Soll Ensemble Schostakovitsch boykottieren?
Hallo, ich bin in einem Hobby-Ensemble und wir üben gerade für ein bevorstehendes Konzert. Ursprünglich sollte der Walzer Nr.2 von Dmitri Schostakowitsch gespielt werden und ich liebe das Stück wirklich, ein Familienmitglied hat auch einen Hintergrund mit dem Stück. Nun hat unsere Lehrerin beschlossen, das Stück nicht zu spielen, weil sie wegen des Krieges in der Ukraine emotional nicht damit umgehen kann, überlässt aber dem Rest der Gruppe die Entscheidung, ob wir es spielen wollen oder nicht.
Ich mag das Stück sehr gerne und wollte mich ein bisschen anstrengen, um meinen Standpunkt zu verteidigen, es trotzdem zu spielen. Ich habe einige Dokumentarfilme über Schostakowitsch gesehen und weiß, dass er unter starkem politischem Druck von Stalin stand und nach Stalins Tod vom sowjetischen Regime weiter unterdrückt wurde. Zeitweise wurde er als Staatsfeind betrachtet, weil sich seine Frustration über das kommunistische Regime durch seine Werke sickerte.
In Anbetracht dessen würde ich sagen, dass das Spielen von Schostakowitsch keine Ignoranz gegenüber dem Krieg und all seinen Tragödien ist, die die Russen jetzt verursacht haben, denn der Mann selbst hat die sowjetische Politik nie unterstützt. Ich verstehe, dass es umstritten ist, Musik von modernen russischen Künstlern zu spielen, aber der Walzer stammt aus dem Jahr 1938 und ist in gewisser Weise künstlerisch vor modernen Ereignissen geschützt, würde ich sagen.
Dennoch bin ich kein Experte, und deshalb teile ich meine Gedanken auf dieser Plattform.
Sind meine Argumente fehlerhaft?

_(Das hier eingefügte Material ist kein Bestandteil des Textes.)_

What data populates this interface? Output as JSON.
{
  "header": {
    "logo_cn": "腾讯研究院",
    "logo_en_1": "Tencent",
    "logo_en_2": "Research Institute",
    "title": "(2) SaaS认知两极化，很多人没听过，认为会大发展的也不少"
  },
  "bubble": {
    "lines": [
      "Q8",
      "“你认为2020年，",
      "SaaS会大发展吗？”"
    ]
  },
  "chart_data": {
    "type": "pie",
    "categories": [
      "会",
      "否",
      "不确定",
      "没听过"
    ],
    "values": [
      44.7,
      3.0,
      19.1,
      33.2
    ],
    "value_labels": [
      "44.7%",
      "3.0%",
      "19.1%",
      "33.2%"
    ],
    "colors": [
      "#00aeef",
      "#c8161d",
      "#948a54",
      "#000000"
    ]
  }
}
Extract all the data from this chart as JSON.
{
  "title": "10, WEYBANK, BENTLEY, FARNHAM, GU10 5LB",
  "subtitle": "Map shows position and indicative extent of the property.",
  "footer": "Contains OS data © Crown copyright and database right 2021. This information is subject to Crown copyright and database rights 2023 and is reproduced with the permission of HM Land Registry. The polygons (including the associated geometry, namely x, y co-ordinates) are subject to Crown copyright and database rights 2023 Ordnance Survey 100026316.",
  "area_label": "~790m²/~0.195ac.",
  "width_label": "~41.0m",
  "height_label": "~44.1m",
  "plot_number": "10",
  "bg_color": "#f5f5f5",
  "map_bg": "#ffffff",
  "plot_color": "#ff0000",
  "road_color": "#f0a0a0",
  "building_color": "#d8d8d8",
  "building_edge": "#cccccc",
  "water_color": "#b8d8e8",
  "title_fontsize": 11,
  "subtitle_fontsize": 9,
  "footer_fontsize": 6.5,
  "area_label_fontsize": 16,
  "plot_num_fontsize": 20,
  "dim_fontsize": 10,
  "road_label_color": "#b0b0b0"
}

Übersehe ich entscheidende Zusammenhänge? Boykottieren eure Ensembles / Bands auch russische Künstler und welche?
2 Antworten
chostakowitsch war sicherlich keiner der mit Putin befreundet hätte sein können. Man sollte selbstverständlich weiter russische Komponisten und die russische Kultur zeigen und fördern. Das sind nämlich die Bänder, die viel stärker sind als ein irrer Despot, der sowieso bald stirbt.
Hallo,
das ist eine Situation, in der sich natürlich das 'Bauchgefühl' meldet. Es ist jedoch kein kluger Berater.
Schostakowitsch hatte das unsägliche Schicksal, der bedeutendste Komponist der Sowjet-Diktatur unter Stalin zu sein. Da er nicht den Vorgaben der Partei gemäß komponierte, wurde er überwacht und durfte lange Zeit nur veröffentlichen, was die Zensurbehörde genehmigte, wenn sie es denn genehmigte, und musste zeitweilig sogar um sein Leben fürchten. Dass er im Ausland geschätzt und gespielt wurde, machte ihn für die Partei noch problematischer.
Wenn Du Schostakowitsch schätzt, solltest Du 'Der Lärm der Zeit' von Julian Barnes lesen - ein hervorragend recherchiertes und geschriebenes Buch über Schostakowitsch und das Leben zu dieser Zeit in der Sowjetunion. Das geht über das hinaus, was die filmischen Dokumentation aus dem Jahr 2006 zeigt, auf die Du Dich offenbar in Deiner Frage beziehst.
Natürlich ist ein Vergleich mit der heutigen Zeit nur bedingt möglich. Aber wenn man eine inhaltliche Verbindung zwischen der Lebenssituation Schostakowitschs und dem jetzigen Krieg herstellen möchte, dann kann man festhstellen: Schostakowitsch war ein Opfer Stalins und seines Machtapparates, wie jetzt die Ukraine ein Opfer Putins und seiner Armee ist.
Somit legt der Ukraine-Krieg eher nahe, das Werk aufzuführen und auf die Umstände zu verweisen, als davon Abstand zu nehmen.
Kurz: Deine Argumentation ist richtig und überzeugend.